De la ciudad a las montañas
En las montañas de la Sierra Maestra, donde la espesura del bosque parecía impenetrable, llegaron el 3 de mayo de 1960 cientos de jóvenes con una misión que cambiaría el destino de Cuba: alfabetizar. Con el espíritu de la Revolución latiendo en sus corazones, dejaron atrás la comodidad de sus hogares para convertirse en maestros voluntarios, portadores de luz.
No solo llevaron libros y pizarras improvisadas, sino también esperanza; cada letra aprendida era un arma poderosa contra el analfabetismo que, por años, había condenado a muchos al silencio. Estos jóvenes demostraron que la educación podía ser la mayor conquista de un pueblo decidido a forjar su propio camino.

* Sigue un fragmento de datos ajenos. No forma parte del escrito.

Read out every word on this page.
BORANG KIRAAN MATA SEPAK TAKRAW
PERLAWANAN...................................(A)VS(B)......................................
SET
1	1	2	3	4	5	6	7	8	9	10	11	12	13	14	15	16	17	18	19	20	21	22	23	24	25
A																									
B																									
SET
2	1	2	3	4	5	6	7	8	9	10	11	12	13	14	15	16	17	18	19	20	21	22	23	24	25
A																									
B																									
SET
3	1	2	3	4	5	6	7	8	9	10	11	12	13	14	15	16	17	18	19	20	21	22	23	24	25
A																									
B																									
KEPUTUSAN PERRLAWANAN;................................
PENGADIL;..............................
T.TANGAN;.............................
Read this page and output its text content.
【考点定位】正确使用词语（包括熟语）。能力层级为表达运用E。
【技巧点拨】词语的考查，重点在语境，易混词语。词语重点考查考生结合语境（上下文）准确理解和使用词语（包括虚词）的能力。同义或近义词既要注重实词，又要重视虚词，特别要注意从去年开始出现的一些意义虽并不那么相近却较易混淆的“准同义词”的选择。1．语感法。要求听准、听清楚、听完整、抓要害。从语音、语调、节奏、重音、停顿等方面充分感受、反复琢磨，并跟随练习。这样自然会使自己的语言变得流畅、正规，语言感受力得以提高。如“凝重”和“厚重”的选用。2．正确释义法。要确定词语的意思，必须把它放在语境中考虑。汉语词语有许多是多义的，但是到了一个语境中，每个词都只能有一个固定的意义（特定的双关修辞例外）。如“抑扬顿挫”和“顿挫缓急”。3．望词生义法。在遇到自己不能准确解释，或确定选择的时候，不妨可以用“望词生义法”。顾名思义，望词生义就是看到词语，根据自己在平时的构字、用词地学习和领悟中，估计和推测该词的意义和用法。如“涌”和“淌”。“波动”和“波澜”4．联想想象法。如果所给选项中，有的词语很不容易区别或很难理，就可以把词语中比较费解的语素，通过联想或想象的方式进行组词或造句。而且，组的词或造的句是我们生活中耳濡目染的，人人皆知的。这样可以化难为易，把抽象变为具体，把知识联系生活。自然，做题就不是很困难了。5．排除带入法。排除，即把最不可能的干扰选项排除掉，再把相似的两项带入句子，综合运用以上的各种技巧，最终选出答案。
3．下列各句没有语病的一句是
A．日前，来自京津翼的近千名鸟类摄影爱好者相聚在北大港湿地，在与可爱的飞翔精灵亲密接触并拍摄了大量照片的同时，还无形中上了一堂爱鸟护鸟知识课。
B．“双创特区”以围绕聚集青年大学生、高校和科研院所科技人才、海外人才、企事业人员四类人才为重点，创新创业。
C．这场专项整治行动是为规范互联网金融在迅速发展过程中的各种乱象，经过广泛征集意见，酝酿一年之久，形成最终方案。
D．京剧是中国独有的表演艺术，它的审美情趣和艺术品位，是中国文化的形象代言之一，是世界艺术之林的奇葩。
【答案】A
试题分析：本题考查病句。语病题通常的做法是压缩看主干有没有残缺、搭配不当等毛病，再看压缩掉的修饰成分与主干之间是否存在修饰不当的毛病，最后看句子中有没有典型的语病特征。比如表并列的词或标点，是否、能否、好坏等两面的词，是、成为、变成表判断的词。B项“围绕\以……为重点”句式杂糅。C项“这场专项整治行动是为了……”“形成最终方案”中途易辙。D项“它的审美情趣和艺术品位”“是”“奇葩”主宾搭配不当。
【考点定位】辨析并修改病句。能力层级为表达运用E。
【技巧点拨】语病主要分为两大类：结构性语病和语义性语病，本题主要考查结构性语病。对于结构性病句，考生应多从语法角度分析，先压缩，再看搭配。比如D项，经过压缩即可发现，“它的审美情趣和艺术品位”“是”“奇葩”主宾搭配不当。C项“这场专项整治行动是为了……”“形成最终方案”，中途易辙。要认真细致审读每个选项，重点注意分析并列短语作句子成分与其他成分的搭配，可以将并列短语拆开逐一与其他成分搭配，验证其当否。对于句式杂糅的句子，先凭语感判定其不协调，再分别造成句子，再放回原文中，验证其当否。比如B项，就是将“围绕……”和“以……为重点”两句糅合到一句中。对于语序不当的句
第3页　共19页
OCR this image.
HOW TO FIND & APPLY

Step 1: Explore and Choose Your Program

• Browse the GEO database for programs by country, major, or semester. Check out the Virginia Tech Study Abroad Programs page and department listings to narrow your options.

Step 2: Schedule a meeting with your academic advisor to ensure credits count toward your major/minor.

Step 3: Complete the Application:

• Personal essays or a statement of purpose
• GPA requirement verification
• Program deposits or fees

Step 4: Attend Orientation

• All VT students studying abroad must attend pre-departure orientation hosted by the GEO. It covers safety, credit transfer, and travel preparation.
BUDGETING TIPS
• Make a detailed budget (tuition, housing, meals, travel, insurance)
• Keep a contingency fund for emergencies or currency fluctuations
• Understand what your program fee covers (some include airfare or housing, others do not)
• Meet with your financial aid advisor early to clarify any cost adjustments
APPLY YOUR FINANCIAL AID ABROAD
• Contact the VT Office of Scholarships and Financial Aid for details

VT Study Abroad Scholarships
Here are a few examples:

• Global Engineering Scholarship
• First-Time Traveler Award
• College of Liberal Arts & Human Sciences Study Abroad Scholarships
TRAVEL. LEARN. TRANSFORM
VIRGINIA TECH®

Gracias a su entrega y sacrificio, la educación dejó de ser un privilegio y se convirtió en un derecho universal en nuestro país. No solo enseñaron a leer y escribir, sino que sembraron conciencia, despertaron sueños y abrieron puertas hacia un futuro donde el conocimiento sería la herramienta más valiosa para construir una sociedad más justa.
Años después, sus huellas permanecen en las aulas, en los libros abiertos, en las palabras que fluyen con libertad, porque enseñar no fue solo su tarea: fue su legado. Hoy, en cada rincón donde se eleva la voz de un pueblo culto, resuena el eco de aquella hazaña que, más que historia, es identidad.